Marguerite and Armand, Milano, Maggio 2012

 

 

Era il 5 luglio 1977, al London Coliseum vidi per la prima volta "Marguerite and Armand" con il cast della creazione, Margot Fonteyn e Rudolf Nureyev, anche se 14 anni dopo la prima il risultato, pur sconvolgente, era in qualche modo meno energico e più morbido.
Dopo 23 anni il balletto, sparito dalle scene con gli interpreti originari, venne annunciato alla ROH. Sperai che, come cast alternativo a Guillem-Le Riche, potessi vedere anche Roberto. Non dimenticavo che nel 2000 lui era venticinquenne come lo era Nureyev al debutto nel ruolo. Non fu così e applaudii la coppia francese. Quando li rividi a Parigi nel 2003 trovai tutto molto mitigato. Nel frattempo il balletto entrò in repertorio di tante compagnie e di tanti danzatori.
Finalmente l'attesa di 12 anni finisce stasera e sono presente al debutto di Roberto Bolle e Svetlana Zakharova. In che modo una coreografia diventa mitica? Legandola agli interpreti che l'hanno ispirata o moltiplicandone le letture per far emergere quelle più meritevoli? Stasera posso trovare una risposta a questo interrogativo.
Da Bologna riusciamo a partire in un bel gruppo grazie alla collaborazione del contingente milanese. Il tempo è magnifico e il viaggio procede speditamente. Entriamo nell'atrio e ci imbattiamo nei volti noti di critici e nello svolazzare dell'abito di Marta Marzotto. Saliamo ai nostri posti e inforchiamo i binocoli. Stiamo per vivere il nostro 250.o spettacolo con il Divino!

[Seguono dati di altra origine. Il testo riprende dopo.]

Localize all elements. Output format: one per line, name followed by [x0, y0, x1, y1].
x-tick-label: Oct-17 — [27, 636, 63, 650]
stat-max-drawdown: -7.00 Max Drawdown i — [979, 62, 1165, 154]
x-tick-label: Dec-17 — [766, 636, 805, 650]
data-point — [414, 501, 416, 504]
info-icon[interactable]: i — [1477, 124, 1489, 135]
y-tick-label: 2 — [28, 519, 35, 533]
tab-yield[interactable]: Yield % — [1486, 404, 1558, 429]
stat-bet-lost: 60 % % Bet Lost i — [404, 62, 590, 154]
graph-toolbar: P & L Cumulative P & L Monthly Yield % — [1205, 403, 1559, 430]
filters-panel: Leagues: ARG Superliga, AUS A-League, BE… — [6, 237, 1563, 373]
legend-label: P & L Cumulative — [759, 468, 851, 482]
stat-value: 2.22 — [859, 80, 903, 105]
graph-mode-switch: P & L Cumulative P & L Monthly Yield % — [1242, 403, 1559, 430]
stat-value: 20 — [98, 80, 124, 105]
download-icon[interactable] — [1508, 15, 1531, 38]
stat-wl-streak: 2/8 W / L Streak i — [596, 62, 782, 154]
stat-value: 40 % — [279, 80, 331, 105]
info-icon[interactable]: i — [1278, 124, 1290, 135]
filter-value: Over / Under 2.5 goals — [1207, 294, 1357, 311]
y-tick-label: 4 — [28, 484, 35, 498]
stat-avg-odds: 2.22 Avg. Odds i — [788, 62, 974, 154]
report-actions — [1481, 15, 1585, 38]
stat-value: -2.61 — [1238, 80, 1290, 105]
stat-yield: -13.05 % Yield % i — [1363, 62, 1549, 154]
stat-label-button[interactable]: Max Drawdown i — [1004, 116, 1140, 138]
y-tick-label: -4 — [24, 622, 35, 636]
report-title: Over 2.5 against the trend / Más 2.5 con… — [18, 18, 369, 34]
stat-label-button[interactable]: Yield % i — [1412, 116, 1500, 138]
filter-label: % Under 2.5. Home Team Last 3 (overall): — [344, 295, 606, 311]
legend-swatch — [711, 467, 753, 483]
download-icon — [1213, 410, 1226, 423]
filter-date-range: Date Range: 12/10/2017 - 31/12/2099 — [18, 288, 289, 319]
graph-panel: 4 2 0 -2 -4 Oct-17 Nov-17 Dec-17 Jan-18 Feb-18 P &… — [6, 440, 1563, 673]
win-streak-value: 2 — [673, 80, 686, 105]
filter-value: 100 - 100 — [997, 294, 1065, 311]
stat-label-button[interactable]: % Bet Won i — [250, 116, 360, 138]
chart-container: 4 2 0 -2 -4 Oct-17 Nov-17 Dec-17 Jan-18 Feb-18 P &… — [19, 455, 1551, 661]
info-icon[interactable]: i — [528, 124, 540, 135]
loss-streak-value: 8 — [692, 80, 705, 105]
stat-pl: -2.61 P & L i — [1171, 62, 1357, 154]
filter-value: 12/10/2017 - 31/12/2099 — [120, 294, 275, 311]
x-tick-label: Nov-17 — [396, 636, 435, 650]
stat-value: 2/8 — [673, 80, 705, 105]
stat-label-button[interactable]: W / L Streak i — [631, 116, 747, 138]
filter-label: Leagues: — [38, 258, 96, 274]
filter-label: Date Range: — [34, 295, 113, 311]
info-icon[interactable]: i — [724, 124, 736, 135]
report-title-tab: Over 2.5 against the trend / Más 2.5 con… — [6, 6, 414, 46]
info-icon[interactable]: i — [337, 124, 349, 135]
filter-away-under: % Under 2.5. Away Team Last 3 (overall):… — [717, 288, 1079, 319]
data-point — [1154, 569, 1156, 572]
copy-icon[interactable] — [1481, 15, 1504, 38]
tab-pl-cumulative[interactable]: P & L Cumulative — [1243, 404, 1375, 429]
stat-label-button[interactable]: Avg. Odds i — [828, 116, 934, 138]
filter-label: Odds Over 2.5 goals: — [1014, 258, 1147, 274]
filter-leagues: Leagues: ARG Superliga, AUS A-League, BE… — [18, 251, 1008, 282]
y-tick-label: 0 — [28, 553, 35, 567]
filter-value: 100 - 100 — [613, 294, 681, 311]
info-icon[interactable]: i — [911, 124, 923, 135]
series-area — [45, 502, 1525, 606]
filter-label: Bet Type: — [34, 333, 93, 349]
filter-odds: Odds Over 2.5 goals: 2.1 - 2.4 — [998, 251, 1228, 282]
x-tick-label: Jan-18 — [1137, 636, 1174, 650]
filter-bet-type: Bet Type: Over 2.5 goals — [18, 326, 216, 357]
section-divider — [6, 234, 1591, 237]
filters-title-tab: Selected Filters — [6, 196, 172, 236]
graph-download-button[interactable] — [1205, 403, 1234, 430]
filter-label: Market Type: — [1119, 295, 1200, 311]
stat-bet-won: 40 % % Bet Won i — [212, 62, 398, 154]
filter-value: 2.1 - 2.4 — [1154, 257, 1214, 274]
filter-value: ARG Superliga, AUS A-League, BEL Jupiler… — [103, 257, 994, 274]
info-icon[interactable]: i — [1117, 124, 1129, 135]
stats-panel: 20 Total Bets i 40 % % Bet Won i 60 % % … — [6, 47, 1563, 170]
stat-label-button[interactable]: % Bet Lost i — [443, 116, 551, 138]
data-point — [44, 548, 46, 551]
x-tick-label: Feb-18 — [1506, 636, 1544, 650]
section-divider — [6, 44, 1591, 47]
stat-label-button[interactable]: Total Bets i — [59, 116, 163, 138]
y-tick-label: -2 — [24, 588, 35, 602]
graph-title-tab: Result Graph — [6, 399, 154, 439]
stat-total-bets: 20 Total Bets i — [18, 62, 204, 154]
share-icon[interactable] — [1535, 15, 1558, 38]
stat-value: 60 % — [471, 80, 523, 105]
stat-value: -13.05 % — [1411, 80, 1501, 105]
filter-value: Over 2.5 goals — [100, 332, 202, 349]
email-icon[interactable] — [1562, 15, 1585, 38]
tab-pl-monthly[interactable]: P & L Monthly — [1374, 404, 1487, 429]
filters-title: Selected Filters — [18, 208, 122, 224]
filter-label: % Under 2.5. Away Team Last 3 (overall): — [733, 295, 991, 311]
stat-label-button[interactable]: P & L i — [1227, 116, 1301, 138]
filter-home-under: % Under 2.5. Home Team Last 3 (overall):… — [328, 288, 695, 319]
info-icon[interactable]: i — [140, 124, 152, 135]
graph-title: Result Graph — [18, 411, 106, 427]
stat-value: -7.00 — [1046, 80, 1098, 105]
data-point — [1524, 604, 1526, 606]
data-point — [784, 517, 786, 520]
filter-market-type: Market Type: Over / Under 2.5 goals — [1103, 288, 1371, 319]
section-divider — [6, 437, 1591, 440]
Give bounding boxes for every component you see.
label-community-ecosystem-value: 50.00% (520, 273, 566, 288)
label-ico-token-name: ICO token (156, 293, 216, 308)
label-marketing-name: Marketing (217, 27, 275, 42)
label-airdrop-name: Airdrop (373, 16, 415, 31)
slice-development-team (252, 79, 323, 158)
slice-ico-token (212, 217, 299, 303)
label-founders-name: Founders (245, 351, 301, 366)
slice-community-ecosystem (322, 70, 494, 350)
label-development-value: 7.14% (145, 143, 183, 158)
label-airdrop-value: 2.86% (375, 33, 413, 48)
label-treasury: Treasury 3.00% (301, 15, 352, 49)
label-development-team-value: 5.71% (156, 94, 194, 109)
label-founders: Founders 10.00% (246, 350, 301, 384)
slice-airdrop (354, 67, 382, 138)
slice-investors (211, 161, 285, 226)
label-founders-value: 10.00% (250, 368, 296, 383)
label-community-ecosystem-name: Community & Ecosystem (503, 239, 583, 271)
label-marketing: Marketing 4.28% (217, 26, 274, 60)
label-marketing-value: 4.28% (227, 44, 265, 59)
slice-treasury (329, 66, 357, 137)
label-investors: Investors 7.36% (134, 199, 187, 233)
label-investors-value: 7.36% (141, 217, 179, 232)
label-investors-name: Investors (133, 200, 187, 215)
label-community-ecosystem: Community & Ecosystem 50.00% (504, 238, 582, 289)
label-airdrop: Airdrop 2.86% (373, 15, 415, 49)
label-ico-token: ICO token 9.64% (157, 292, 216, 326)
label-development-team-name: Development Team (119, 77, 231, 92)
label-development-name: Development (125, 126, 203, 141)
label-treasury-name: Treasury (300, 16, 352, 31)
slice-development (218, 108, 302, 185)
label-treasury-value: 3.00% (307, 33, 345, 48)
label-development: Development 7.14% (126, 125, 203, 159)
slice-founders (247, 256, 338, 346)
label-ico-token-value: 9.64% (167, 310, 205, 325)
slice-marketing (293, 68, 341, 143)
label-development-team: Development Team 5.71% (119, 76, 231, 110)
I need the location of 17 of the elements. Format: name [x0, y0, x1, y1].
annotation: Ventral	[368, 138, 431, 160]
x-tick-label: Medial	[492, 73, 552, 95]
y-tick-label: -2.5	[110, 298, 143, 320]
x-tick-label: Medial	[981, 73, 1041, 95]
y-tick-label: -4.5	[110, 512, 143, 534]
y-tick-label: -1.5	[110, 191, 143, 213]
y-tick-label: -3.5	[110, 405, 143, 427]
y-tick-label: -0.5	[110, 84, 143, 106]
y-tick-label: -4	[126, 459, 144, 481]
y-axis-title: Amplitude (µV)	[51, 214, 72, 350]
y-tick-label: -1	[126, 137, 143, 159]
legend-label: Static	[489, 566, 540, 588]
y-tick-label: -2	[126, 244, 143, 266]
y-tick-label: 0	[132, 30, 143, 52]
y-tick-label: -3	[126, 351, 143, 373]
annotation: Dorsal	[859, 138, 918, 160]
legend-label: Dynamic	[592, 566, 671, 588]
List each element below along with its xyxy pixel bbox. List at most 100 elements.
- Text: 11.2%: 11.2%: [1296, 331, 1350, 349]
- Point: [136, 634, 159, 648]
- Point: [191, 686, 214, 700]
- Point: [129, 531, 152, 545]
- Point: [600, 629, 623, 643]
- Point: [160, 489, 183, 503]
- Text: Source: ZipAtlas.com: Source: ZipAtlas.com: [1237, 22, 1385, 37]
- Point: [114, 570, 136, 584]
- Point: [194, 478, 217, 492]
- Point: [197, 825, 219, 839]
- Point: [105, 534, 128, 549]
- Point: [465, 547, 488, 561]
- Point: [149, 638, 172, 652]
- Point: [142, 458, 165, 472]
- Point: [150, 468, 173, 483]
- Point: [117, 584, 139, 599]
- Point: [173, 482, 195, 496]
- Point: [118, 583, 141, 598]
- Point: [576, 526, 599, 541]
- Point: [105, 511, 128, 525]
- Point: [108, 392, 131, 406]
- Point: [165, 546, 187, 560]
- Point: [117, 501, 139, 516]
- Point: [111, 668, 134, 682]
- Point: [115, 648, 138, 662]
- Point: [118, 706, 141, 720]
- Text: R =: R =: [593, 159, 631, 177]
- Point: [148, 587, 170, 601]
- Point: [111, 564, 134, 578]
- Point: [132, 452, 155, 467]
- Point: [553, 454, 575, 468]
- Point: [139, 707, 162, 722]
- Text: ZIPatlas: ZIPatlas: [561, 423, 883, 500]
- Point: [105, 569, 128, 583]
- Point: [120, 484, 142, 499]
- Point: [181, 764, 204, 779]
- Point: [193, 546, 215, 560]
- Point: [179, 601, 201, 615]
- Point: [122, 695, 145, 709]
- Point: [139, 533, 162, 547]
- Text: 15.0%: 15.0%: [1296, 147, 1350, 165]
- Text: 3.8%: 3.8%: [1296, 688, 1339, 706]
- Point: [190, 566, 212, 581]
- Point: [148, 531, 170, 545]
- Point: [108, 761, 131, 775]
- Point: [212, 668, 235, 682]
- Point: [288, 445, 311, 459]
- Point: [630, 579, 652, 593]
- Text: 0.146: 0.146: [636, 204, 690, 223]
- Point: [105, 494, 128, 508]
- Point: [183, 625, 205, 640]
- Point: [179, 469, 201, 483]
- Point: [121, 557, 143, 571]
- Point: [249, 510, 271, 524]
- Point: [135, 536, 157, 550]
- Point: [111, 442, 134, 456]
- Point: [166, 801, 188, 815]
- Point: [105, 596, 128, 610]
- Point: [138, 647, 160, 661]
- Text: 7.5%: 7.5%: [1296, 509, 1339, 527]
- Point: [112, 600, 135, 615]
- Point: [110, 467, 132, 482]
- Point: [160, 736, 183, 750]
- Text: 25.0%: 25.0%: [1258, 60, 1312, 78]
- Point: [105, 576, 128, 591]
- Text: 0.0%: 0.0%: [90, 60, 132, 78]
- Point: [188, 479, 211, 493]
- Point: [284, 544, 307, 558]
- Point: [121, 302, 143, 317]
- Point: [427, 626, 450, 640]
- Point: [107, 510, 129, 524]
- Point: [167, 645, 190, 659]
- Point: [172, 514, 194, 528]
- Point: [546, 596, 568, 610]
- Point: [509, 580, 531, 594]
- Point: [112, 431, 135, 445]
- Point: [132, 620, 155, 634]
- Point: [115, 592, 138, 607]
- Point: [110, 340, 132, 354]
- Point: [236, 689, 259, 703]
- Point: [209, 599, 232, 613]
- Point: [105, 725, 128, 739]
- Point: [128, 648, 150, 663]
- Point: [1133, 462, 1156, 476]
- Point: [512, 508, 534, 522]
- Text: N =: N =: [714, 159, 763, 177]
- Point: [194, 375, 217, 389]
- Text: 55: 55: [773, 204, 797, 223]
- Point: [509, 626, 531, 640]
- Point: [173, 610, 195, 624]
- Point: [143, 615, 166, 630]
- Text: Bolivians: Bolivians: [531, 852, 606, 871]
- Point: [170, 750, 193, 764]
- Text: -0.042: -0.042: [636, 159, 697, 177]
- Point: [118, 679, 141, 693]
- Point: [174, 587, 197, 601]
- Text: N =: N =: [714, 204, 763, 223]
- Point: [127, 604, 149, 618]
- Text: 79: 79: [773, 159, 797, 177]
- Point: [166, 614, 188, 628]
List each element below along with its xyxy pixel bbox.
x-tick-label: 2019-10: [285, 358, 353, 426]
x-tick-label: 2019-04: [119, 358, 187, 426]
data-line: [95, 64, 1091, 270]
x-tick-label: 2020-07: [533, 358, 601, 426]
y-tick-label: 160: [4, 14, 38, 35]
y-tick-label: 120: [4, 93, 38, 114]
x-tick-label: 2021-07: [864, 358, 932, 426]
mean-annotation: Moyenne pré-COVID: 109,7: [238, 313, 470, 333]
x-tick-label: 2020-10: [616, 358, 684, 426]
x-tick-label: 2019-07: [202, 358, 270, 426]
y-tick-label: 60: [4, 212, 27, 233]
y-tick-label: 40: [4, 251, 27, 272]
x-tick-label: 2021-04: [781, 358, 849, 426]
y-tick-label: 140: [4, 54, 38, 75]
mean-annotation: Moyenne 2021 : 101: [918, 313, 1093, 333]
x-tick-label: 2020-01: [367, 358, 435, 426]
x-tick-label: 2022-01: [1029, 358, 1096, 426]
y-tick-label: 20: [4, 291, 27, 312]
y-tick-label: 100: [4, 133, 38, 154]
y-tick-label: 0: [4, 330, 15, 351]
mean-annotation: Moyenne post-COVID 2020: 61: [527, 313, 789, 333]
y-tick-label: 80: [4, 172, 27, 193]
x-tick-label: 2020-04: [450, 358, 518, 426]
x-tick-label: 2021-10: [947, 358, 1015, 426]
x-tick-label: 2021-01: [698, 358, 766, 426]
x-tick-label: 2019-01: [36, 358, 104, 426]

La musica di Liszt impone da subito un'atmosfera incalzante al balletto. C'è un'urgenza che marca l'ineluttabilità e lo scorrere del tempo, della vita, del sangue. Roberto entra in scena e gli serve una ventina di secondi per calarsi nel nucleo della vicenda. Da lì si lascia andare al turbine dei passi, così intrisi della potenza plastica della scuola russa: giri vorticosi in passé e in attitude, relevè in arabesque e alla seconda, salti aerei che forse solo nelle due revoltade hanno minor elevazione. E Marguerite? Difficile distogliere lo sguardo dal Divino quando è in un simile stato di grazia, ma l'affiatamento è perfetto, i sollevamenti fluidi, l'emozione intensa. Solo in due passaggi il ritmo rallenta: quando Armand sdraiato riceve il bacio d'addio di Marguerite e quando Marguerite cade spenta a terra dalle braccia di un Armand sgomento e piegato dalla fine dell'amata. Tra queste due scene c'è la mia parte preferita del balletto, quel crescendo di violenza, di frustrazione, di rabbia, di speranza descritti attraverso i gesti e i movimenti. Roberto indossa alla perfezione il costume nero di queste scene (ma dalla giacca gli sfugge anzitempo il denaro) e soprattutto è maestro nell'uso del mantello. Meravigliosa la corsa, sospinto dall'amore ritrovato, ancor più agghiacciante l'immobilità di lui inginocchiato alla fine.

Il pubblico, rimasto in assoluto silenzio, esplode al chiudersi del sipario. Le chiamate si prolungano per 8 minuti e il Divino è visibilmente soddisfatto, un po' meno noi che veniamo obbligati da una maschera a ritirare la nostra sorpresa dal parapetto del palco. Ma nemmeno questa angheria ci impedisce di commentare a caldo che vorremmo subito rivedere il balletto per riviverne ancora le emozioni regalateci da Roberto.
Segue il brevissimo "Concerto DSCH", un balletto con numerosi rimandi a frammenti di celeberrime coreografie russe intercalate a divertenti gag che usano il corpo di ballo non in modo compatto ma con ammiccamenti sbarazzini. Peccato che l'interpretazione degli scaligeri, a parte Sutera, non appaia notevole.
Rientriamo con la luna che illumina la strada e l'adrenalina che ci impedirà di prendere sonno. La risposta? Per me la coreografia di "Marguerite and Armand" merita di vivere, specie se a darle vita è questo intenso, vibrante, carismatico Roberto.